Коричневый, как индиец, доктор Диого кланяется подчеркнуто по-европейски. Вместе с ним наклоняются еще двадцать голов - каштановые, черные, седеющие, лысые. Двадцать дипломированных бомбейских медиков трижды в неделю оставляют собственные приемные и кабинеты, чтобы сесть за студенческие столы и, подобно студентам, с азов постигать таинства чумы.
Мысль о курсах возникла у Хавкина еще осенью. Начиная работу в маленькой лаборатории, он искал друзей и единомышленников. Таких людей в Бомбее не было. Даже старые, опытные врачи не понимали, как велика опасность, нагрянувшая на город, кто носитель заразы и чем предотвратить эпидемию. О чуме среди медиков ходили толки самые невероятные. Говорили, что болезнь возникает от испарений, от ветров, от высоты почвенных вод, что ее вызывают аравийские финики и даже пшеница, привозимая из Декана. Рассеять эти дикие домыслы только публичными лекциями не удавалось. Врачей, получивших образование в допастеровскую эпоху, следовало переучивать наново.
Городские власти довольно легко согласились на предложение Хавкина, тем более что за свою работу он не потребовал никакого вознаграждения.
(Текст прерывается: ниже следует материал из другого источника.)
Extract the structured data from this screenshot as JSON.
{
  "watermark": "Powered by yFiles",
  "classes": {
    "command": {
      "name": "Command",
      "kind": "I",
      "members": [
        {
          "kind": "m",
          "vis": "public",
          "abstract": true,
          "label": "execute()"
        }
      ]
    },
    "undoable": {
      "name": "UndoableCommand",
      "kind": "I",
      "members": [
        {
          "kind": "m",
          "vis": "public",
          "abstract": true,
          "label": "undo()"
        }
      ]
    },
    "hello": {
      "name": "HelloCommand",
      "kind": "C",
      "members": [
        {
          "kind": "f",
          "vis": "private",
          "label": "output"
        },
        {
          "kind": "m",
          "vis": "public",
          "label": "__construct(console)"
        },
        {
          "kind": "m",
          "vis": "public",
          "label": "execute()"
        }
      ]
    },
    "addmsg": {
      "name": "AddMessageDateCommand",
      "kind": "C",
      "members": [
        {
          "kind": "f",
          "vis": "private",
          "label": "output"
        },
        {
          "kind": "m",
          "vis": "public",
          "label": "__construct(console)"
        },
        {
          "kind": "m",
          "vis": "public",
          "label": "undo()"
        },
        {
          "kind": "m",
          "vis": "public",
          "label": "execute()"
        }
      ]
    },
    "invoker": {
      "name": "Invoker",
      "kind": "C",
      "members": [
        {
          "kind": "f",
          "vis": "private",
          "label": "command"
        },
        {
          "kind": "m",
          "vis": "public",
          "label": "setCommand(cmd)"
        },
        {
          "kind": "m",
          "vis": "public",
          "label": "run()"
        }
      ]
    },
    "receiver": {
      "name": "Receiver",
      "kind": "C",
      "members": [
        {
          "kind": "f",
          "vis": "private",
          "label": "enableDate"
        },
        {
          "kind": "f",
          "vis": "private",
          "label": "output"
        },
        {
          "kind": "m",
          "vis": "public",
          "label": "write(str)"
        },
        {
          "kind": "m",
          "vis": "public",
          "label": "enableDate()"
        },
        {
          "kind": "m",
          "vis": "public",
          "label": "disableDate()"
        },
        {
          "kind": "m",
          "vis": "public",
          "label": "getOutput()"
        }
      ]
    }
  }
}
И все же курсы оказались делом чертовски сложным. Частные врачи равнодушно отнеслись к занятиям, не приносящим никакой видимой выгоды. Да и отношения учеников и учителя сложились не совсем просто. В Европе вакцины и сыворотки за последние годы получили признание большинства медиков, но здесь, в Индии, бактериальные препараты все еще кажутся диковинкой. Бомбейские медики воспринимают открытия Пастера как нечто среднее между черной магией и спиритическими сеансами. В разговорах с бактериологом они не признаются в неверии, но охотно вспоминают неудачи прошлого. Три тысячи лет безнадежно пыталась медицина остановить чумной смерч. Чего только не перепробовали за это время: от заговоренных амулетов до сока мандрагоры, от белужьей икры до выжимки из конского навоза. Римлянин Цельс советовал пускать при чуме кровь и вызывать рвоту, полторы тысячи лет спустя Парацельс рекомендовал очищение кишечника…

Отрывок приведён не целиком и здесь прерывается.